A Novel Formula for Bulk Viscosity from the Null Horizon Focusing Equation

TL;DR

The paper derives a compact holographic formula for bulk viscosity, relating $\zeta/\eta$ to horizon data via $\frac{\zeta}{\eta} = \sum_i \left( s \frac{d \phi^{H}_i}{ds} + \rho^a \frac{d \phi^{H}_i}{d \rho^a} \right)^2$, and shows how the flux of horizon scalar fields governs bulk dissipation. By mapping the Raychaudhuri equation to the fluid entropy balance, the authors connect horizon geometry to boundary hydrodynamics in both conformal and non-conformal theories.
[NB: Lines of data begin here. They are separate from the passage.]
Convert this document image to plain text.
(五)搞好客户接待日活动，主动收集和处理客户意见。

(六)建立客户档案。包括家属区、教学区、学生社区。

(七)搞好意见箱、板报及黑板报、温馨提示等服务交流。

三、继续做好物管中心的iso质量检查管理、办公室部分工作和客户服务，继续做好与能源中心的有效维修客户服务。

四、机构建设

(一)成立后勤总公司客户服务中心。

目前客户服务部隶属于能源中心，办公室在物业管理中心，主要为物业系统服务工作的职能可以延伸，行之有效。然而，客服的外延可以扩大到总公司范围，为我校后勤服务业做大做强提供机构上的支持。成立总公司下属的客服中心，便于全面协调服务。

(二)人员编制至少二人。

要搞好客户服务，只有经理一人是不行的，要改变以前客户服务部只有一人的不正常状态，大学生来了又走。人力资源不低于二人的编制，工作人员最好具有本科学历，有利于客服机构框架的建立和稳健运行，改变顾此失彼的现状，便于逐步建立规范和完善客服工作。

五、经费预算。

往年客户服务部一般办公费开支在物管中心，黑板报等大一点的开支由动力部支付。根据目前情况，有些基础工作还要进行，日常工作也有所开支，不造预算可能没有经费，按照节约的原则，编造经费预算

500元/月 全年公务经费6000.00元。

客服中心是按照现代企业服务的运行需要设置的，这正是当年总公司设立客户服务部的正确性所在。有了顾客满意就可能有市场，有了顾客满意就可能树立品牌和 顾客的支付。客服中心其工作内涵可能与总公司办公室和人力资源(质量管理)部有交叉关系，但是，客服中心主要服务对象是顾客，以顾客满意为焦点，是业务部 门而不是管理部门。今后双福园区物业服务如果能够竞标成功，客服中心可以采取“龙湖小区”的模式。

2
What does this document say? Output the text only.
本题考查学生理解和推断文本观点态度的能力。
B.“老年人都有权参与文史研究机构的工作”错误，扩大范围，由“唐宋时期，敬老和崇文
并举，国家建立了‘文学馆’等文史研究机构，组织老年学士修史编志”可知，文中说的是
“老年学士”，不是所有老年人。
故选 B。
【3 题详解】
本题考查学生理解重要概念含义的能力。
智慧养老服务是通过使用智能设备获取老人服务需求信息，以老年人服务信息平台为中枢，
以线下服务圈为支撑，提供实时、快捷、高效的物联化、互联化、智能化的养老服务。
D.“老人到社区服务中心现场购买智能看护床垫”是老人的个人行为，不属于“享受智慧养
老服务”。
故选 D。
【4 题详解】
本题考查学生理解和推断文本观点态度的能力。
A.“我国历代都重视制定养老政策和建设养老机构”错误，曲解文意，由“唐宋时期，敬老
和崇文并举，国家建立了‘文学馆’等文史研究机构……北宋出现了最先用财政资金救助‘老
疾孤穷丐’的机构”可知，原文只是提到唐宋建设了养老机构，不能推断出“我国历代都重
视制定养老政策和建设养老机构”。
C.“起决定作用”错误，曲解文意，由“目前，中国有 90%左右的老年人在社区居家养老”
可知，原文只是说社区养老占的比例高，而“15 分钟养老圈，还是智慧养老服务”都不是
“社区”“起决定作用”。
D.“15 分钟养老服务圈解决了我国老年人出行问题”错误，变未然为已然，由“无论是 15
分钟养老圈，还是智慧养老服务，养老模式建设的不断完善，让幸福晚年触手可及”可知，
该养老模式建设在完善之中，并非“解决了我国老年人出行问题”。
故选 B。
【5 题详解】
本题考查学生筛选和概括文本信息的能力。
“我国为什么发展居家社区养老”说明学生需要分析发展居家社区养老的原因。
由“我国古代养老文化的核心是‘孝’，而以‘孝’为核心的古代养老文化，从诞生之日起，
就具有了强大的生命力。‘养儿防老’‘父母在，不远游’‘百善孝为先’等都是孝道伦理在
The formula is validated across non-conformal branes, deformations of $\mathcal{N}=4$ SYM, and holographic QCD models, reproducing known results and providing analytic expressions in several cases. The work also discusses regimes of applicability (high temperature, adiabatic limits) and highlights limitations related to IR/UV running and frame choices in Kubo comparisons. Overall, it offers a unifying horizon-based method to compute bulk viscosity in strongly coupled holographic plasmas with scalar hair.

Abstract

The null horizon focusing equation is equivalent via the fluid/gravity correspondence to the entropy balance law of the fluid. Using this equation we derive a simple novel formula for the bulk viscosity of the fluid. The formula is expressed in terms of the dependence of scalar fields at the horizon on thermodynamic variables such as the entropy and charge densities. We apply the formula to three classes of gauge theory plasmas: non-conformal branes, perturbations of the N=4 supersymmetric Yang-Mills theory and holographic models of QCD, and discuss its range of applicability.